Often you will find questions based on the law of conservation of momentum. Here is a question which may be interesting to you:

**Two skaters of masses 40 kg and 50 kg respectively are 4 m apart and are facing each other, holding the ends of a light rope. They advance by pulling on the rope, thereby reducing the separation between them. The approximate distances covered by them by the time their separation has reduced to zero are respectively**

**(a) 2.22 m and 1.78 m (b) 2 m and 2 m (c) 1.62 m and 2.38 m**

**(d) 4 m and zero (e) zero and 4 m **

The initial momentum of the system containing the two skaters is zero. The pulling forces they exert are internal forces (within the system) and hence the total momentum of the system must be zero throughout their motion. If v_{1} and v_{2} are the average velocities of the skaters respectively, we have 40 v_{1} + 50 v_{2} = 0.

Therefore, 40 v_{1} = – 50 v_{2}.

Since v_{1} = s_{1}/t and v_{2} = s_{2}/t where s_{1} and s_{2} are the displacements, we have

40 s_{1 }= –50 s_{2}

Considering the magnitudes of displacements, 40 s_{1} = 50 s_{2.}

Since s_{1}+ s_{2 } (which is the total *distance* covered by the two scaters) is 4 m, s_{2} = 4–s_{1} so that

40 s_{1} = 50(4–s_{1}) from which s_{1} = 2.22 m and s_{2} = 1.78 m [Option (a)]

The following MCQ is a simple one.

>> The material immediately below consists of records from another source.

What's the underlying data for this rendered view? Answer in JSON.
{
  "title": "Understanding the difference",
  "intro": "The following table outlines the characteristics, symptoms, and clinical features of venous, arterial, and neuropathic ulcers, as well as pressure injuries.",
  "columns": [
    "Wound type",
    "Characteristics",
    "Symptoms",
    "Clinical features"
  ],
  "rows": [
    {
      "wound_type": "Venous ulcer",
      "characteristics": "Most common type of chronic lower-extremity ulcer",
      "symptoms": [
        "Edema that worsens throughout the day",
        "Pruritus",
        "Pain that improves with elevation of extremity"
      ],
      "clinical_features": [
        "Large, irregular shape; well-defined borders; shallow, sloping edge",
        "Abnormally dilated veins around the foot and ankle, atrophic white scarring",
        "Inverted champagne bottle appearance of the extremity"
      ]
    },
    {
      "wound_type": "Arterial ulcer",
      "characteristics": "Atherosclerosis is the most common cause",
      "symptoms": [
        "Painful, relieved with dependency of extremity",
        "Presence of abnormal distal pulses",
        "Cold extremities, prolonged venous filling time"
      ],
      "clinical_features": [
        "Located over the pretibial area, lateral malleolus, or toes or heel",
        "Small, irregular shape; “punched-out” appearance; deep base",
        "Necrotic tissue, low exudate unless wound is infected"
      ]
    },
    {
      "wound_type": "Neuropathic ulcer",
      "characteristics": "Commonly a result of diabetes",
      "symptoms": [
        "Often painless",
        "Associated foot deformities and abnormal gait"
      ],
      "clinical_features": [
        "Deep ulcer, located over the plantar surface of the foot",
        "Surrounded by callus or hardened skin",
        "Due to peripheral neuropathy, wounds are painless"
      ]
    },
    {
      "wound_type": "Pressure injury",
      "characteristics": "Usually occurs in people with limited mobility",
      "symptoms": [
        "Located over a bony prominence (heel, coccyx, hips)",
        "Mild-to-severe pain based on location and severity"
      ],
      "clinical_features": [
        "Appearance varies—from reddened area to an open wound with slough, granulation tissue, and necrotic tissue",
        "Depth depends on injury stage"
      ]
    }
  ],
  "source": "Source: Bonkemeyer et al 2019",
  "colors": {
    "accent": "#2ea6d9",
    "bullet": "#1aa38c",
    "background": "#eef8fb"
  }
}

But be careful not to be distracted to arrive at a wrong answer!

**Two spheres of the same material have radii R and 2R. They are released in free space with initial separation between their centres equal to 15R. If the only force between the spheres is the gravitational pull between them, the distance covered by the smaller sphere before collision is approximately**

**(a) 6.67R (b) 10.67R (c) 13.33R (d) ) 2.33R (e) 4.33R **

As in the previous question, the forces acting are internal forces and hence the total momentum of the system remains unchanged. The initial momentum of the system containing the two spheres is zero and hence the total momentum of the system must be zero throughout their motion.

Proceeding as before, we have m_{1}s_{1} = m_{2}s_{2} where m_{1} and m_{2} are the masses of the spheres and s_{1} and s_{2} are the distance covered by them *before collision*. But you have to be careful to note that when the spheres collide, the distance between their centres is (R+ 2R) = 3R so that the total distance covered by the spheres is 15R – 3R = 12R.

Therefore, s_{1}+s_{2}^{ }= 12R so that m_{1}s_{1} = m_{2}(12R–s_{1}).

Since the spheres are of the same material, their masses are directly proportional to their volumes which are proportional to the cubes of their radii. Therefore we have

R^{3}s_{1} = (2R)^{3}(12R–s_{1}) from which s_{1} = 10.67 R.